The level of care taken by Stewart and the band over this record is no better illustrated than through the three weeks that Stewart spent recording Gouldman, Godley, and Creme singing “ahhh” 16 times for each note of the chromatic scale, building up a “choir” of 48 voices. Eventually Creme suggested that Stewart should create tape loops, these were 12 feet in length raising technical challenges of their own.
Eric Stewart was inspired to write “I’m Not In Love” because of a chance remark by his wife. “Gloria said to me one day, ‘you’ve stopped saying I love you.’ ‘Yes, but if I keep saying it, it would no longer have any meaning.’ While this was inconsequential banter between us, the notion stuck in my mind, and when I put the idea to my song-writing partner of a song which said ‘I’m not in love’ and then proceeded to give all the reasons why the singer was totally in love, he thought it was great.”
Originally Eric and Graham thought the song would be a shuffle beat, Latin-tinged, number along the lines of “The Girl From Ipanema.” In the end, it turned out very differently.
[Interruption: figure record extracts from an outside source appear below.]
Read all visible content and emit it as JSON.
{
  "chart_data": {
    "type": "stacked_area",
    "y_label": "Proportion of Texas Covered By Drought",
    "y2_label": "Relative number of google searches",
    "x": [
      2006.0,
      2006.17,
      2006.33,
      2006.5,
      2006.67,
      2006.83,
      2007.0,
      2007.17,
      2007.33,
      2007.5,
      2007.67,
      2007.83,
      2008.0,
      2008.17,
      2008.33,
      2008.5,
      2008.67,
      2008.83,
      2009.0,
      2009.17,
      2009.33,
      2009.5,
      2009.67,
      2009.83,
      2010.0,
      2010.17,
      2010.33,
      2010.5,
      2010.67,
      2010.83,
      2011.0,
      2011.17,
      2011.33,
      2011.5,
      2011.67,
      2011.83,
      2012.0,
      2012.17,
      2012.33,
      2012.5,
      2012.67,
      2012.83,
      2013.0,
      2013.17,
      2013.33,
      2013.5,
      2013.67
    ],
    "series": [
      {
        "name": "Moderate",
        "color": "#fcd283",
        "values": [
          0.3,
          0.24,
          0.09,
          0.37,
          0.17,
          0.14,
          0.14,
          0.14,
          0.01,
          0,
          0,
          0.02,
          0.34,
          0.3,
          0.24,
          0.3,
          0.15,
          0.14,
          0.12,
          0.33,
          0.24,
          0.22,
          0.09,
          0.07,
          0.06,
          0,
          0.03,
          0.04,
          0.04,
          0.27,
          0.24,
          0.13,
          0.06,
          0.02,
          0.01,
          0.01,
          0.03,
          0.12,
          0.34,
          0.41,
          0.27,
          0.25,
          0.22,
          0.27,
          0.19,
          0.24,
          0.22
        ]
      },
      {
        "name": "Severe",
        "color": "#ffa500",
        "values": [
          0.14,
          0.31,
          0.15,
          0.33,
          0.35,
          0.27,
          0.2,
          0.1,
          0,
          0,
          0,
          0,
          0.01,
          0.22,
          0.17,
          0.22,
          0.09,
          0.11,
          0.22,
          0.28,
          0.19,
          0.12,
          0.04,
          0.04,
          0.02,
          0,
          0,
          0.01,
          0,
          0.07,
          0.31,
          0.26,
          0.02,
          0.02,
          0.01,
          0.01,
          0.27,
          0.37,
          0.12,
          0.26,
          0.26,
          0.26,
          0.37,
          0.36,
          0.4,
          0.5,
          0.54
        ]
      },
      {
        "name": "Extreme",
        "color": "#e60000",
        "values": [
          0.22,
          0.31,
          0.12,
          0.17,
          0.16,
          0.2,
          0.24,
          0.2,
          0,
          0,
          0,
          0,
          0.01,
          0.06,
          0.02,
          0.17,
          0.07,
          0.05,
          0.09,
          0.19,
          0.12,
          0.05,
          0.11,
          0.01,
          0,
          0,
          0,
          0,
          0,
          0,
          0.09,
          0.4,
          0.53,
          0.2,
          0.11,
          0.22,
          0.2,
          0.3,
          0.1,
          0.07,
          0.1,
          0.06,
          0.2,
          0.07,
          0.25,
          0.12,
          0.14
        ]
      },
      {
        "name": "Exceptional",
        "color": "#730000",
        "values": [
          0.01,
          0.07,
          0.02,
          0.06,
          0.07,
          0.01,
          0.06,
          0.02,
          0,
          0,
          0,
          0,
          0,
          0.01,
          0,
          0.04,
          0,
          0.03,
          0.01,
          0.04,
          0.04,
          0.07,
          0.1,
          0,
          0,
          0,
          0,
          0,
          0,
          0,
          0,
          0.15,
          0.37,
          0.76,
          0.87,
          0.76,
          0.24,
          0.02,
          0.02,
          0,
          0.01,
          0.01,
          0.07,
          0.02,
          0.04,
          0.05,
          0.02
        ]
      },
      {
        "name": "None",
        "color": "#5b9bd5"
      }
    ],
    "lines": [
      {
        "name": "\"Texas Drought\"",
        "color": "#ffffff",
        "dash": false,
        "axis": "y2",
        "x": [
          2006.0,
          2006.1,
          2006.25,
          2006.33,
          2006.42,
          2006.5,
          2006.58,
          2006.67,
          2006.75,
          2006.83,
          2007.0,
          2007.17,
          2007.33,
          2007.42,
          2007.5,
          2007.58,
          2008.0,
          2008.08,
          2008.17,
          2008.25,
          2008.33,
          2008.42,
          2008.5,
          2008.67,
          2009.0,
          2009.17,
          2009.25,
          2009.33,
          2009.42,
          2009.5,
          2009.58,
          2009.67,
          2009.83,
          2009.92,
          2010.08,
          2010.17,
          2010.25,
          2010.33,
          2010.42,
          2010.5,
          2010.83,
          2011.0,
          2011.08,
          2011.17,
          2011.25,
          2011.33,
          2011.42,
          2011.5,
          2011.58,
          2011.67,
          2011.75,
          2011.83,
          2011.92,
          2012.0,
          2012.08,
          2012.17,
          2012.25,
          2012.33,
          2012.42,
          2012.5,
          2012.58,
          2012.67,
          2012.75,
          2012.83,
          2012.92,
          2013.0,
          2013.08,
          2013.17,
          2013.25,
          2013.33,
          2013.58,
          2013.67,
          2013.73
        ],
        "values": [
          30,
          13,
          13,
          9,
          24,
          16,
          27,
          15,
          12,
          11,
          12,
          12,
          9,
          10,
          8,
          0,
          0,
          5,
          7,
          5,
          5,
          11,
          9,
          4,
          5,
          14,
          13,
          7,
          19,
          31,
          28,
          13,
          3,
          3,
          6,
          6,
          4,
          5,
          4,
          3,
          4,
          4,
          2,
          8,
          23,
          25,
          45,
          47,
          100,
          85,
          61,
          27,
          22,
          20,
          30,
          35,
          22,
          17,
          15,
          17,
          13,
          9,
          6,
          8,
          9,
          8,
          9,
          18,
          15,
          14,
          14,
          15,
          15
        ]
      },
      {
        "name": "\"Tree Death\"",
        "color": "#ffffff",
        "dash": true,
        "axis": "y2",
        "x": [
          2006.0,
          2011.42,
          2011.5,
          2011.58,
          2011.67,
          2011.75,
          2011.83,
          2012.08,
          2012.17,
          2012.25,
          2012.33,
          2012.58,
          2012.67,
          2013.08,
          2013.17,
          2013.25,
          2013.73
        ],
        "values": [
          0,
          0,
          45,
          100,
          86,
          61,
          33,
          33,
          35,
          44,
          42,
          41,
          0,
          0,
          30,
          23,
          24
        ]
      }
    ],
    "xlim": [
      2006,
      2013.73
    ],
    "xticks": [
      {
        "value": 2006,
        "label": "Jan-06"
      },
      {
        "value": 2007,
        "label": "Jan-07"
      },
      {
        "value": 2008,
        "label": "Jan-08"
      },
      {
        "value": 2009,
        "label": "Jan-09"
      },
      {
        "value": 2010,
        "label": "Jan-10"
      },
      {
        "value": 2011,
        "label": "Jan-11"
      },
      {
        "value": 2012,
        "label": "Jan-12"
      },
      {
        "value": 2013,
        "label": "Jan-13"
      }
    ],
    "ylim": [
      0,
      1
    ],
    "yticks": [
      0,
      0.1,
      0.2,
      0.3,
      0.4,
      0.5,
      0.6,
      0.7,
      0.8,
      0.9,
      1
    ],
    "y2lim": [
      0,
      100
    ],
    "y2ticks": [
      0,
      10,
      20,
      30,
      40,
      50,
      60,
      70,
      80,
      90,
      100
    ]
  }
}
The backing track for the song turned into something akin to the “wall of sound” and when they added the studio secretary saying “Big Boys don’t cry, be quiet, big boys don’t cry” in the middle of the song, they knew they had something very special.
“The appeal of the song,” according to Eric, “is simple. It’s exactly what people want to say to their loved one. It’s become ‘our record’ to countless couples. Somehow it conveys that initial rush of pleasure that the four of us had when we recorded it.”
The Original Soundtrack came out in March 1975 in the UK and “I’m Not In Love” was released, first in the US, in early May, making the Hot 100 on May 17 . It steadily climbed the charts until it made #2 on July 26, where it stalled for three weeks, kept from No.1 by Van McCoy’s disco classic, “The Hustle,” The Eagles and “One Of These Nights” and The Bee Gee’s “Jive Talkin” The single made the UK charts on the last day of May and, a month later, it spent two weeks at the top.